Measure the Potential Future Impact
The key to success in setting priorities is having a long time perspective. You can tell how important something is today by measuring its potential future impact on your life.

For example, if you come home from work at night and choose to play with your children or spend time with your spouse, rather than watch TV or read the paper, you have a long time perspective. You know that investing time in the health and happiness of your children and your spouse is a very valuable, high-priority use of time. The potential future impact of quality time with your family is very high.

If you take additional courses in the evening to upgrade your skills and make yourself more valuable to your employer, you're acting with a long time perspective. Learning something practical and useful can have a long-term effect on your career.

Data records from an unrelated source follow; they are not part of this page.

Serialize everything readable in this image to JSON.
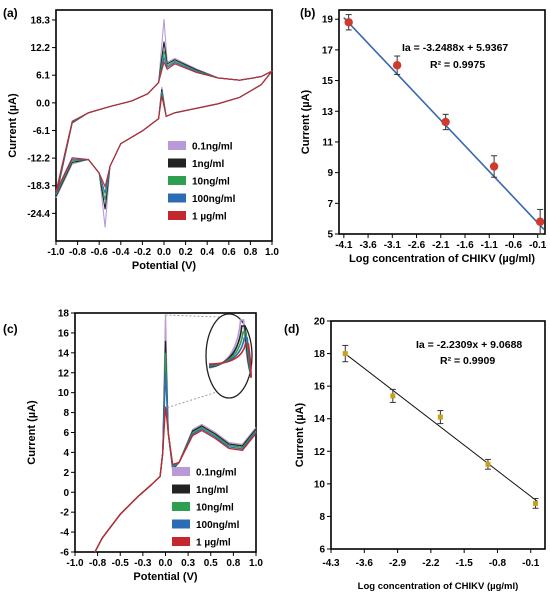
{
  "chart_data": [
    {
      "type": "line",
      "panel_label": "(a)",
      "xlabel": "Potential (V)",
      "ylabel": "Current (µA)",
      "xlim": [
        -1.0,
        1.0
      ],
      "ylim": [
        -30.5,
        20.5
      ],
      "xticks": [
        "-1.0",
        "-0.8",
        "-0.6",
        "-0.4",
        "-0.2",
        "0.0",
        "0.2",
        "0.4",
        "0.6",
        "0.8",
        "1.0"
      ],
      "yticks": [
        "18.3",
        "12.2",
        "6.1",
        "0.0",
        "-6.1",
        "-12.2",
        "-18.3",
        "-24.4"
      ],
      "legend": [
        "0.1ng/ml",
        "1ng/ml",
        "10ng/ml",
        "100ng/ml",
        "1 µg/ml"
      ],
      "legend_position": "lower-right",
      "series": [
        {
          "name": "0.1ng/ml",
          "color": "#b89ad8",
          "peak_anodic": 18.5,
          "peak_cathodic": -27.5
        },
        {
          "name": "1ng/ml",
          "color": "#222222",
          "peak_anodic": 13.5,
          "peak_cathodic": -23.5
        },
        {
          "name": "10ng/ml",
          "color": "#2e9e50",
          "peak_anodic": 11.5,
          "peak_cathodic": -21.5
        },
        {
          "name": "100ng/ml",
          "color": "#2c6cb5",
          "peak_anodic": 10.0,
          "peak_cathodic": -20.0
        },
        {
          "name": "1 µg/ml",
          "color": "#c4282c",
          "peak_anodic": 9.0,
          "peak_cathodic": -18.5
        }
      ]
    },
    {
      "type": "scatter",
      "panel_label": "(b)",
      "xlabel": "Log concentration of CHIKV (µg/ml)",
      "ylabel": "Current (µA)",
      "xlim": [
        -4.2,
        0.05
      ],
      "ylim": [
        5,
        19.6
      ],
      "xticks": [
        "-4.1",
        "-3.6",
        "-3.1",
        "-2.6",
        "-2.1",
        "-1.6",
        "-1.1",
        "-0.6",
        "-0.1"
      ],
      "yticks": [
        "5",
        "7",
        "9",
        "11",
        "13",
        "15",
        "17",
        "19"
      ],
      "x": [
        -4.0,
        -3.0,
        -2.0,
        -1.0,
        -0.05
      ],
      "y": [
        18.8,
        16.0,
        12.3,
        9.4,
        5.8
      ],
      "yerr": [
        0.5,
        0.6,
        0.5,
        0.7,
        0.8
      ],
      "point_color": "#d03a2c",
      "fit_color": "#3a68b0",
      "fit": {
        "slope": -3.2488,
        "intercept": 5.9367
      },
      "annotations": [
        "Ia = -3.2488x + 5.9367",
        "R² = 0.9975"
      ]
    },
    {
      "type": "line",
      "panel_label": "(c)",
      "xlabel": "Potential (V)",
      "ylabel": "Current (µA)",
      "xlim": [
        -1.0,
        1.0
      ],
      "ylim": [
        -6,
        18
      ],
      "xticks": [
        "-1.0",
        "-0.8",
        "-0.5",
        "-0.3",
        "0.0",
        "0.3",
        "0.5",
        "0.8",
        "1.0"
      ],
      "yticks": [
        "-6",
        "-4",
        "-2",
        "0",
        "2",
        "4",
        "6",
        "8",
        "10",
        "12",
        "14",
        "16",
        "18"
      ],
      "legend": [
        "0.1ng/ml",
        "1ng/ml",
        "10ng/ml",
        "100ng/ml",
        "1 µg/ml"
      ],
      "legend_position": "lower-right",
      "series": [
        {
          "name": "0.1ng/ml",
          "color": "#b89ad8",
          "peak": 17.8
        },
        {
          "name": "1ng/ml",
          "color": "#222222",
          "peak": 15.2
        },
        {
          "name": "10ng/ml",
          "color": "#2e9e50",
          "peak": 14.0
        },
        {
          "name": "100ng/ml",
          "color": "#2c6cb5",
          "peak": 12.0
        },
        {
          "name": "1 µg/ml",
          "color": "#c4282c",
          "peak": 8.6
        }
      ]
    },
    {
      "type": "scatter",
      "panel_label": "(d)",
      "xlabel": "Log concentration of CHIKV (µg/ml)",
      "ylabel": "Current (µA)",
      "xlim": [
        -4.3,
        0.2
      ],
      "ylim": [
        6,
        20
      ],
      "xticks": [
        "-4.3",
        "-3.6",
        "-2.9",
        "-2.2",
        "-1.5",
        "-0.8",
        "-0.1"
      ],
      "yticks": [
        "6",
        "8",
        "10",
        "12",
        "14",
        "16",
        "18",
        "20"
      ],
      "x": [
        -4.0,
        -3.0,
        -2.0,
        -1.0,
        0.0
      ],
      "y": [
        18.0,
        15.4,
        14.1,
        11.2,
        8.8
      ],
      "yerr": [
        0.5,
        0.4,
        0.4,
        0.3,
        0.3
      ],
      "point_color": "#c8a020",
      "fit_color": "#111111",
      "fit": {
        "slope": -2.2309,
        "intercept": 9.0688
      },
      "annotations": [
        "Ia = -2.2309x + 9.0688",
        "R² = 0.9909"
      ]
    }
  ]
}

Practice Delayed Gratification
Economists say that the inability to delay gratification-that is, the natural tendency of individuals to spend everything they earn plus a little bit more, and the mind-set of doing what is fun, easy and enjoyable-is the primary cause of economic and personal failure in life. On the other hand, disciplining yourself to do what you know is right and important, although difficult, is the highroad to pride, self-esteem and personal satisfaction.

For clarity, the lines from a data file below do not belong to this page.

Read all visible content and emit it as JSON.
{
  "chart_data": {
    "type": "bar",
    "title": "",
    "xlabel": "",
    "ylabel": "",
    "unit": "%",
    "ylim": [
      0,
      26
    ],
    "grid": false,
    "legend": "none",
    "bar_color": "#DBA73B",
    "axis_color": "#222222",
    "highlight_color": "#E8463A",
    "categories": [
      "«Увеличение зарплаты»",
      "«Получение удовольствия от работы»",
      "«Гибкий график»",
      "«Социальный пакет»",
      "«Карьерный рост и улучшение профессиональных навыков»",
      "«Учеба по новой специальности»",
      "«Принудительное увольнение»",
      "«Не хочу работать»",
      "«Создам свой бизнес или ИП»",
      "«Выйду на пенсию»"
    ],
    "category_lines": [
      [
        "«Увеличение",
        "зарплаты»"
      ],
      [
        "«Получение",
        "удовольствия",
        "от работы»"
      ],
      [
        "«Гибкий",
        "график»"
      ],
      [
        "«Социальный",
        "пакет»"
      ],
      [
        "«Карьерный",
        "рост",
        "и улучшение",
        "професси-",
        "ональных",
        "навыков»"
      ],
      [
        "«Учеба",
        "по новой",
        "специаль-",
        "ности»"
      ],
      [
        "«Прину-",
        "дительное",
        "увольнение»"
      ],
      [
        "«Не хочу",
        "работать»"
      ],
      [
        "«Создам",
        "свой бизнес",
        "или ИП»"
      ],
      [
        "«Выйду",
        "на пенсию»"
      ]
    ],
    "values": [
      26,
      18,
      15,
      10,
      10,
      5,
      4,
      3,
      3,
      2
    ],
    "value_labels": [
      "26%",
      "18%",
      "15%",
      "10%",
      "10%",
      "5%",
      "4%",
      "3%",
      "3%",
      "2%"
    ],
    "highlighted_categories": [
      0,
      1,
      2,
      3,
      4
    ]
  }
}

The long term comes soon enough, and every sacrifice that you make today will be rewarded with compound interest in the great future that lies ahead for you.

Action Exercises
Here are three steps you can take immediately to put these ideas into action.

First, think long-term. Sit down today and write out a description of your ideal life ten and twenty years into the future. This automatically develops longer-time perspective.

Second, look at everything you do in terms of its long-term potential impact on your life. Do more things that have greater long-term value to you.

Third, develop the habit of delaying gratification in small things, small expenditures, small pleasures, so that you can enjoy greater rewards and greater satisfaction in the future.